The twist comes in because if the provider exercises a sufficient level of control over user-submitted content, some courts have found that this rises to the level of "providing" the information itself, sacrificing the immunity. Such findings have been relatively rare, but they have happened. The wiki link above has a number of good citations to look through, and you'll want to pay extra attention to the section on rejected immunity claims.

To get started on some free-access scholarly discussion, try searching here for "section 230."
posted by Partial Law at 5:17 AM on July 18, 2008


Oh, actually the EFF's Section 230 Blogger's FAQ [Google cache if the site's still down] may be a better place to start if you want to understand the nuances of the law as it has been applied, especially the section titled "Do I lose Section 230 immunity if I edit the content?"
posted by Partial Law at 5:26 AM on July 18, 2008


Let's be clear here. There is no "implicit agreement." The owners of a site may censor as they wish. However, as pointed out above, in the very narrow and unlikely circumstance that a person posts defamatory materials on someone else's site, if the owners engage in a high level of editing of user content, if they are sued a court may not apply the special immunity granted by the law cited above.
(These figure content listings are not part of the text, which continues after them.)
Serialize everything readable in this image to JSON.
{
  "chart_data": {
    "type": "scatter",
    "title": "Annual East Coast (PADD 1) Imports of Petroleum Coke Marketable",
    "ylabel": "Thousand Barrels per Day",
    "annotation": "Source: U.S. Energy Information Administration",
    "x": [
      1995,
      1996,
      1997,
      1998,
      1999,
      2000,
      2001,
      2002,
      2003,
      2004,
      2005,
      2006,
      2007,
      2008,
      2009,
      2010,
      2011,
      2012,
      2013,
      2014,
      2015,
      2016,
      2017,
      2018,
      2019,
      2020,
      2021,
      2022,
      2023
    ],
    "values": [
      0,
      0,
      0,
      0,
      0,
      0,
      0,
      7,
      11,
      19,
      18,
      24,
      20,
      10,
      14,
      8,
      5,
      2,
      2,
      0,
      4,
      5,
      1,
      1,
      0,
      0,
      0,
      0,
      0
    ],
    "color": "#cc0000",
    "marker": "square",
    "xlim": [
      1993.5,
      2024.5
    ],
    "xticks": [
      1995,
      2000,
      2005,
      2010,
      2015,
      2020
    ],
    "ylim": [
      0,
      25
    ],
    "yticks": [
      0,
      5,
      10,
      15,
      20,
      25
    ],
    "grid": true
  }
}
So the answer to you question is no.
posted by Ironmouth at 5:54 AM on July 18, 2008


You may be thinking of the debate on Slashdot over posts relating to Scientology, who used the DMCA to force the removal of an anonymous comment. The post I linked to doesn't mention the can of worms issue but I recall it was brought up at the time.
posted by djb at 7:11 AM on July 18, 2008


Check out Stratton Oakmont, Inc. v. Prodigy, which supports what you're saying. The now-defunct online provider Prodigy thought it was not liable for libelous claims made about a company on one of its bulletin boards, but because Prodigy had taken steps to censor other (even unrelated) bulletin boards, it was found to be liable. Keep in mind though that this judgment came down in 1995.

Here's a good lay-summary of it Reason Magazine.
posted by MaddyRex at 9:29 AM on July 18, 2008


Response by poster: Woot. I love AskMeFi, and each and every one of you, too. It was the common carrier / Section 230 of the CDA that I was thinking of. Many thanks.